The budget document, filed by the city manager’s office with the municipal clerk’s office late Tuesday afternoon, represents a starting point for City Council and the public and will be subject to change between now and late August.
The proposed tax rate of 62.9 cents per $100 valuation would mean a $629 tax bill on a home taxed at $100,000 after exemptions, which is $10 over the effective tax rate that city officials want to achieve.
The current tax rate is 63.3 cents per $100 valuation, which produced a $633 city tax bill on a home with taxable value of $100,000 after homestead and any other exemptions.
While tax revenues on new and existing property would increase $3.6 million in fiscal 2010, sales taxes are projected to drop $1.3 million or 1.8 percent. Municipal court fines are projected at $1.8 million below last year.
Under the proposed budget, nonuniformed city employees would not see a pay raise until the fourth quarter of fiscal 2010. The police and fire unions are being asked to delay their negotiated contract pay raises for four months.
The recommended number of full-time city employees recommended for the year is 6,143, a decrease of 86. Of the 86 positions recommended for elimination, 17 are currently filled.
Among the red flags in the budget is the projected need to increase solid waste management fees to cover citywide recycling and other expenses by $4 million a year going forward.
“A rate increase will be necessary unless alternative revenue enhancements are achieved or programs (and) services are reduced and/or eliminated,” Wilson’s budget message states.
Among the possible revenue increases mentioned are the controversial imposition of franchise fees on all commercial trash hauling companies or “flow control,” which would require all haulers to use the city’s landfills.
Currently, many or most commercial haulers use the privately owned Camino Real Landfill in Sunland Park, N.M.
Aware of that looming issue, officials of Camino Real Landfill, its sister hauling company, El Paso Disposal, and their corporate parent, Waste Connections Inc., contributed heavily to losing candidates in the recent city elections in an effort to prevent the imposition of franchise fees or flow control.
A consulting company estimated that requiring private haulers to use the city’s landfills would generate $3.5 million to $4 million more a year. It would take a $2 monthly increase in the city’s solid waste fees, billed thought the Public Service Board, to raise $4 million a year.
The proposed budget for all accounts, which include the PSB, airport and grant funds, is $673.3 million, a decrease of $16.1 million or 2.3 percent.
Wilson notes that since 2005, when the first of several 2000 Quality of Life bond projects began operation, the city’s operating and maintenance budget has grown 4 percent or $10 million a year to pay for those operations.
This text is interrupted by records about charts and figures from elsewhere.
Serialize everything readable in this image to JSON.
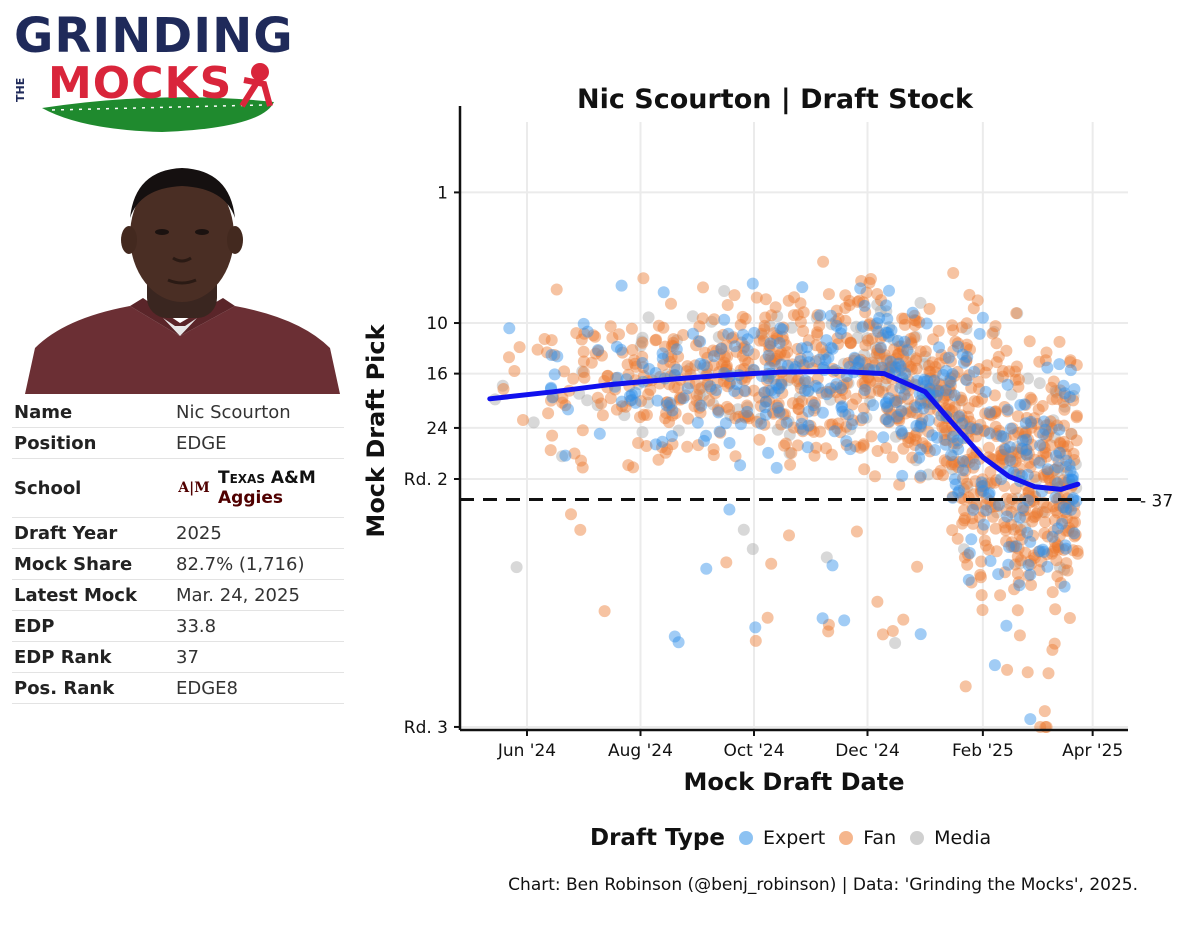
{
  "logo": {
    "line1": "GRINDING",
    "line2": "MOCKS",
    "the": "THE",
    "colors": {
      "navy": "#1f2a5a",
      "red": "#d9253b",
      "green": "#1f8a2e"
    }
  },
  "player": {
    "rows": [
      {
        "label": "Name",
        "value": "Nic Scourton"
      },
      {
        "label": "Position",
        "value": "EDGE"
      },
      {
        "label": "School",
        "value": ""
      },
      {
        "label": "Draft Year",
        "value": "2025"
      },
      {
        "label": "Mock Share",
        "value": "82.7% (1,716)"
      },
      {
        "label": "Latest Mock",
        "value": "Mar. 24, 2025"
      },
      {
        "label": "EDP",
        "value": "33.8"
      },
      {
        "label": "EDP Rank",
        "value": "37"
      },
      {
        "label": "Pos. Rank",
        "value": "EDGE8"
      }
    ],
    "school": {
      "logo_text": "A|M",
      "line1": "Texas A&M",
      "line2": "Aggies",
      "color": "#500000"
    }
  },
  "chart_data": {
    "type": "scatter",
    "title": "Nic Scourton | Draft Stock",
    "xlabel": "Mock Draft Date",
    "ylabel": "Mock Draft Pick",
    "x_ticks": [
      "Jun '24",
      "Aug '24",
      "Oct '24",
      "Dec '24",
      "Feb '25",
      "Apr '25"
    ],
    "x_tick_dates": [
      "2024-06-01",
      "2024-08-01",
      "2024-10-01",
      "2024-12-01",
      "2025-02-01",
      "2025-04-01"
    ],
    "xlim": [
      "2024-04-26",
      "2025-04-20"
    ],
    "y_scale": "sqrt",
    "y_reversed": true,
    "y_ticks": [
      {
        "value": 1,
        "label": "1"
      },
      {
        "value": 10,
        "label": "10"
      },
      {
        "value": 16,
        "label": "16"
      },
      {
        "value": 24,
        "label": "24"
      },
      {
        "value": 33,
        "label": "Rd. 2"
      },
      {
        "value": 97,
        "label": "Rd. 3"
      }
    ],
    "ylim": [
      0,
      98
    ],
    "reference_line": {
      "value": 37,
      "label": "37",
      "style": "dashed"
    },
    "legend": {
      "title": "Draft Type",
      "position": "bottom"
    },
    "series": [
      {
        "name": "Expert",
        "color": "#2f8fe8"
      },
      {
        "name": "Fan",
        "color": "#ec7a30"
      },
      {
        "name": "Media",
        "color": "#a9a9a9"
      }
    ],
    "trend": {
      "color": "#1010ee",
      "points": [
        [
          "2024-05-12",
          19.5
        ],
        [
          "2024-06-15",
          18.5
        ],
        [
          "2024-07-15",
          17.5
        ],
        [
          "2024-08-15",
          16.8
        ],
        [
          "2024-09-15",
          16.2
        ],
        [
          "2024-10-15",
          15.8
        ],
        [
          "2024-11-15",
          15.7
        ],
        [
          "2024-12-10",
          16.0
        ],
        [
          "2025-01-01",
          18.5
        ],
        [
          "2025-01-15",
          23.0
        ],
        [
          "2025-02-01",
          29.0
        ],
        [
          "2025-02-15",
          32.5
        ],
        [
          "2025-03-01",
          34.5
        ],
        [
          "2025-03-15",
          35.0
        ],
        [
          "2025-03-24",
          34.0
        ]
      ]
    }
  },
  "caption": "Chart: Ben Robinson (@benj_robinson) | Data: 'Grinding the Mocks', 2025."
}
“We have added three new fire stations, two new branch libraries and one replacement branch library, doubled the size of the main library, three new recreation facilities and 105 acres of new park land,” she said. “We have also built and opened a new Museum of History and the renovated Plaza Theatre.
“In the proposed budget, we expect two new, major recreation facilities to complete construction, as well as the 10-acre expansion to the El Paso Zoo.”